Derry kasabasında bir grup çocuğun, palyaço kılığındaki kötü bir ruha karşı verdikleri mücadeleyi anlatan It elbette Stranger Things'in daha korkunç bir versiyonu. Arjantinli yönetmen Andy Muschietti, bu korku klasiğini romandan beyazperdeye uyarlarken, Stephen King hayranlarını tatmin edecek bir sonuç almayı başarmış. Ben şiddet dozunu beklediğimden daha fazla buldum. Bir Hollywood kuralıdır, özellikle çocukların ön planda olduğu sahnelerde şiddet seviyesi belli bir sınırda tutulur.
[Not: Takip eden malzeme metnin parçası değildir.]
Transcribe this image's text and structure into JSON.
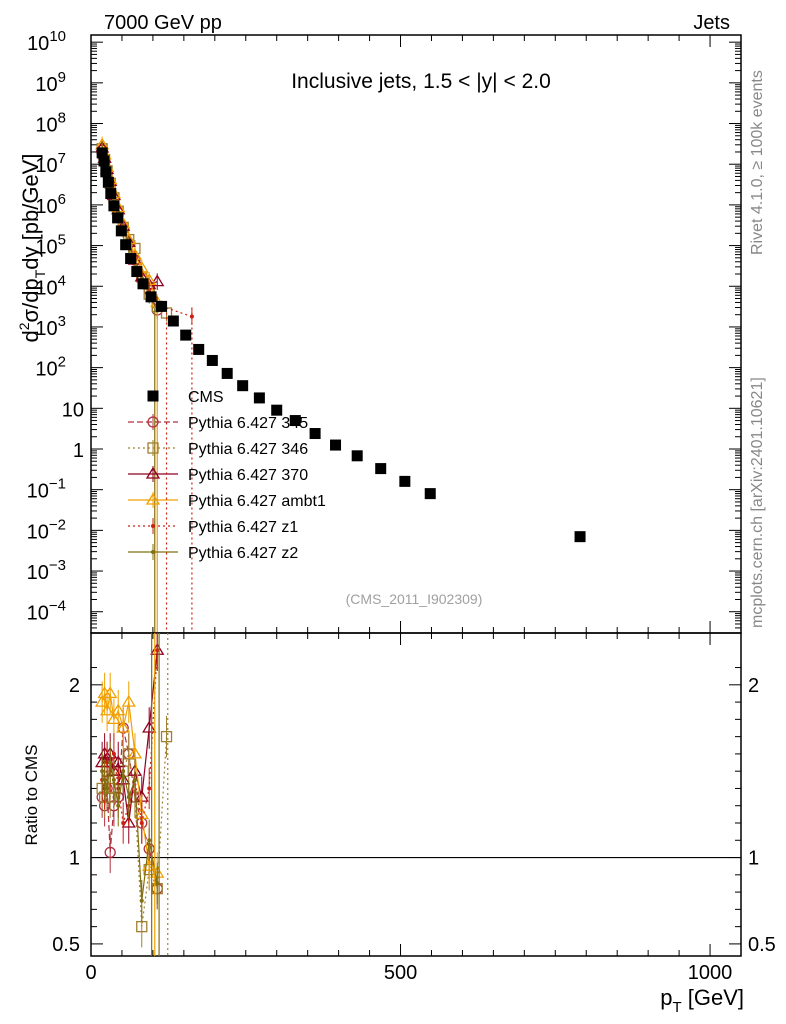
{
  "header": {
    "left": "7000 GeV pp",
    "right": "Jets"
  },
  "side": {
    "rivet": "Rivet 4.1.0, ≥ 100k events",
    "mcplots": "mcplots.cern.ch [arXiv:2401.10621]"
  },
  "chart_data": [
    {
      "type": "scatter",
      "panel": "main",
      "title": "Inclusive jets, 1.5 < |y| < 2.0",
      "watermark": "(CMS_2011_I902309)",
      "ylabel": "d²σ/dp_T dy [pb/GeV]",
      "ylabel_parts": {
        "a": "d",
        "b": "2",
        "c": "σ/dp",
        "d": "T",
        "e": "dy [pb/GeV]"
      },
      "yscale": "log",
      "xlim": [
        0,
        1050
      ],
      "ylim": [
        3e-05,
        15000000000.0
      ],
      "yticks": [
        {
          "label": "10",
          "exp": "10",
          "value": 10000000000.0
        },
        {
          "label": "10",
          "exp": "9",
          "value": 1000000000.0
        },
        {
          "label": "10",
          "exp": "8",
          "value": 100000000.0
        },
        {
          "label": "10",
          "exp": "7",
          "value": 10000000.0
        },
        {
          "label": "10",
          "exp": "6",
          "value": 1000000.0
        },
        {
          "label": "10",
          "exp": "5",
          "value": 100000.0
        },
        {
          "label": "10",
          "exp": "4",
          "value": 10000.0
        },
        {
          "label": "10",
          "exp": "3",
          "value": 1000.0
        },
        {
          "label": "10",
          "exp": "2",
          "value": 100
        },
        {
          "label": "10",
          "exp": "",
          "value": 10
        },
        {
          "label": "1",
          "exp": "",
          "value": 1
        },
        {
          "label": "10",
          "exp": "−1",
          "value": 0.1
        },
        {
          "label": "10",
          "exp": "−2",
          "value": 0.01
        },
        {
          "label": "10",
          "exp": "−3",
          "value": 0.001
        },
        {
          "label": "10",
          "exp": "−4",
          "value": 0.0001
        }
      ],
      "series": [
        {
          "name": "CMS",
          "color": "#000000",
          "marker": "square-filled",
          "x": [
            18,
            21,
            24,
            28,
            32,
            37,
            43,
            49,
            56,
            64,
            74,
            84,
            97,
            114,
            133,
            153,
            174,
            196,
            220,
            245,
            272,
            300,
            330,
            362,
            395,
            430,
            468,
            507,
            548,
            790
          ],
          "y": [
            19000000.0,
            12000000.0,
            6500000.0,
            3600000.0,
            1900000.0,
            950000.0,
            480000.0,
            230000.0,
            105000.0,
            48000.0,
            23000.0,
            11500.0,
            5500.0,
            3200.0,
            1400.0,
            630,
            280,
            150,
            72,
            36,
            18,
            9,
            5,
            2.4,
            1.25,
            0.68,
            0.33,
            0.16,
            0.08,
            0.007
          ]
        },
        {
          "name": "Pythia 6.427 345",
          "color": "#b03040",
          "marker": "circle-open",
          "dash": "6,3",
          "x": [
            18,
            22,
            26,
            31,
            37,
            44,
            52,
            61,
            71,
            82,
            94,
            107
          ],
          "y": [
            22000000.0,
            12000000.0,
            6300000.0,
            3200000.0,
            1400000.0,
            640000.0,
            250000.0,
            110000.0,
            44000.0,
            17000.0,
            8000.0,
            2600.0
          ]
        },
        {
          "name": "Pythia 6.427 346",
          "color": "#a08030",
          "marker": "square-open",
          "dash": "2,3",
          "x": [
            18,
            22,
            26,
            31,
            37,
            44,
            52,
            61,
            71,
            82,
            94,
            107,
            122
          ],
          "y": [
            24000000.0,
            13000000.0,
            6900000.0,
            3400000.0,
            1500000.0,
            700000.0,
            280000.0,
            140000.0,
            85000.0,
            17000.0,
            6400.0,
            3200.0,
            2200.0
          ]
        },
        {
          "name": "Pythia 6.427 370",
          "color": "#900020",
          "marker": "triangle-open",
          "dash": "",
          "x": [
            18,
            22,
            26,
            31,
            37,
            44,
            52,
            61,
            71,
            82,
            94,
            107
          ],
          "y": [
            25000000.0,
            14000000.0,
            7400000.0,
            3800000.0,
            1700000.0,
            760000.0,
            300000.0,
            120000.0,
            44000.0,
            17000.0,
            11000.0,
            13000.0
          ]
        },
        {
          "name": "Pythia 6.427 ambt1",
          "color": "#f0a000",
          "marker": "triangle-open",
          "dash": "",
          "x": [
            18,
            22,
            26,
            31,
            37,
            44,
            52,
            61,
            71,
            82,
            94,
            107
          ],
          "y": [
            30000000.0,
            17000000.0,
            8400000.0,
            4200000.0,
            1900000.0,
            860000.0,
            340000.0,
            140000.0,
            58000.0,
            28000.0,
            14000.0,
            4000.0
          ]
        },
        {
          "name": "Pythia 6.427 z1",
          "color": "#cc2010",
          "marker": "dot",
          "dash": "2,3",
          "x": [
            18,
            22,
            26,
            31,
            37,
            44,
            52,
            61,
            71,
            82,
            94,
            107,
            163
          ],
          "y": [
            23000000.0,
            13000000.0,
            6600000.0,
            3400000.0,
            1500000.0,
            660000.0,
            270000.0,
            110000.0,
            46000.0,
            19000.0,
            8000.0,
            3500.0,
            1800.0
          ]
        },
        {
          "name": "Pythia 6.427 z2",
          "color": "#807010",
          "marker": "dot",
          "dash": "",
          "x": [
            18,
            22,
            26,
            31,
            37,
            44,
            52,
            61,
            71,
            82,
            94,
            107
          ],
          "y": [
            23000000.0,
            13000000.0,
            6500000.0,
            3300000.0,
            1400000.0,
            640000.0,
            260000.0,
            105000.0,
            42000.0,
            16000.0,
            6000.0,
            2500.0
          ]
        }
      ]
    },
    {
      "type": "scatter",
      "panel": "ratio",
      "ylabel": "Ratio to CMS",
      "xlabel": "p_T [GeV]",
      "xlabel_parts": {
        "a": "p",
        "b": "T",
        "c": " [GeV]"
      },
      "xlim": [
        0,
        1050
      ],
      "ylim": [
        0.43,
        2.3
      ],
      "xticks": [
        {
          "label": "0",
          "value": 0
        },
        {
          "label": "500",
          "value": 500
        },
        {
          "label": "1000",
          "value": 1000
        }
      ],
      "yticks": [
        {
          "label": "0.5",
          "value": 0.5
        },
        {
          "label": "1",
          "value": 1
        },
        {
          "label": "2",
          "value": 2
        }
      ],
      "reference": 1,
      "series": [
        {
          "name": "Pythia 6.427 345",
          "color": "#b03040",
          "marker": "circle-open",
          "dash": "6,3",
          "x": [
            18,
            22,
            26,
            31,
            37,
            44,
            52,
            61,
            71,
            82,
            94,
            107
          ],
          "y": [
            1.35,
            1.3,
            1.4,
            1.03,
            1.3,
            1.35,
            1.75,
            1.6,
            1.35,
            1.2,
            1.05,
            0.82
          ]
        },
        {
          "name": "Pythia 6.427 346",
          "color": "#a08030",
          "marker": "square-open",
          "dash": "2,3",
          "x": [
            18,
            22,
            26,
            31,
            37,
            44,
            52,
            61,
            71,
            82,
            94,
            107,
            122
          ],
          "y": [
            1.4,
            1.35,
            1.5,
            1.35,
            1.4,
            1.45,
            1.5,
            1.6,
            1.35,
            0.6,
            0.93,
            0.82,
            1.7
          ]
        },
        {
          "name": "Pythia 6.427 370",
          "color": "#900020",
          "marker": "triangle-open",
          "dash": "",
          "x": [
            18,
            22,
            26,
            31,
            37,
            44,
            52,
            61,
            71,
            82,
            94,
            107
          ],
          "y": [
            1.55,
            1.6,
            1.55,
            1.6,
            1.5,
            1.55,
            1.45,
            1.2,
            1.5,
            1.35,
            1.75,
            2.2
          ]
        },
        {
          "name": "Pythia 6.427 ambt1",
          "color": "#f0a000",
          "marker": "triangle-open",
          "dash": "",
          "x": [
            18,
            22,
            26,
            31,
            37,
            44,
            52,
            61,
            71,
            82,
            94,
            107
          ],
          "y": [
            1.9,
            1.95,
            1.85,
            1.95,
            1.8,
            1.85,
            1.75,
            1.9,
            1.6,
            1.25,
            0.95,
            0.91
          ]
        },
        {
          "name": "Pythia 6.427 z1",
          "color": "#cc2010",
          "marker": "dot",
          "dash": "2,3",
          "x": [
            18,
            22,
            26,
            31,
            37,
            44,
            52,
            61,
            71,
            82,
            94,
            107
          ],
          "y": [
            1.45,
            1.4,
            1.55,
            1.5,
            1.6,
            1.4,
            1.2,
            1.3,
            1.45,
            1.2,
            1.4,
            2.2
          ]
        },
        {
          "name": "Pythia 6.427 z2",
          "color": "#807010",
          "marker": "dot",
          "dash": "",
          "x": [
            18,
            22,
            26,
            31,
            37,
            44,
            52,
            61,
            71,
            82,
            94,
            107
          ],
          "y": [
            1.5,
            1.45,
            1.4,
            1.55,
            1.45,
            1.3,
            1.5,
            1.35,
            1.45,
            0.75,
            1.1,
            0.85
          ]
        }
      ]
    }
  ]
}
Ama daha açılışta canavar ruhlu palyaço Pennywise altı yaşındaki küçük Georgie'nin kolunu kopardığında, filmin bu kuralı pek umursamadığını anlıyoruz. İyi çekilmiş korku sahneleri bir yana, yönetmen Muschietti bence çocukların dünyasını ve aralarındaki ilişkileri anlatırken daha iyi bir iş çıkarıyor. Ve o 13 yaş gençliği tasviri filmin asıl güçlü yanı haline geliyor.

Sondaki final kapışması biraz fazla uzatılmış ve gereksiz tekrarlara düşülmüş olsa da, It iyi çekilmiş, iyi kurgulanmış, dengeli bir mizah duygusu da içeren etkili bir Stephen King uyarlaması.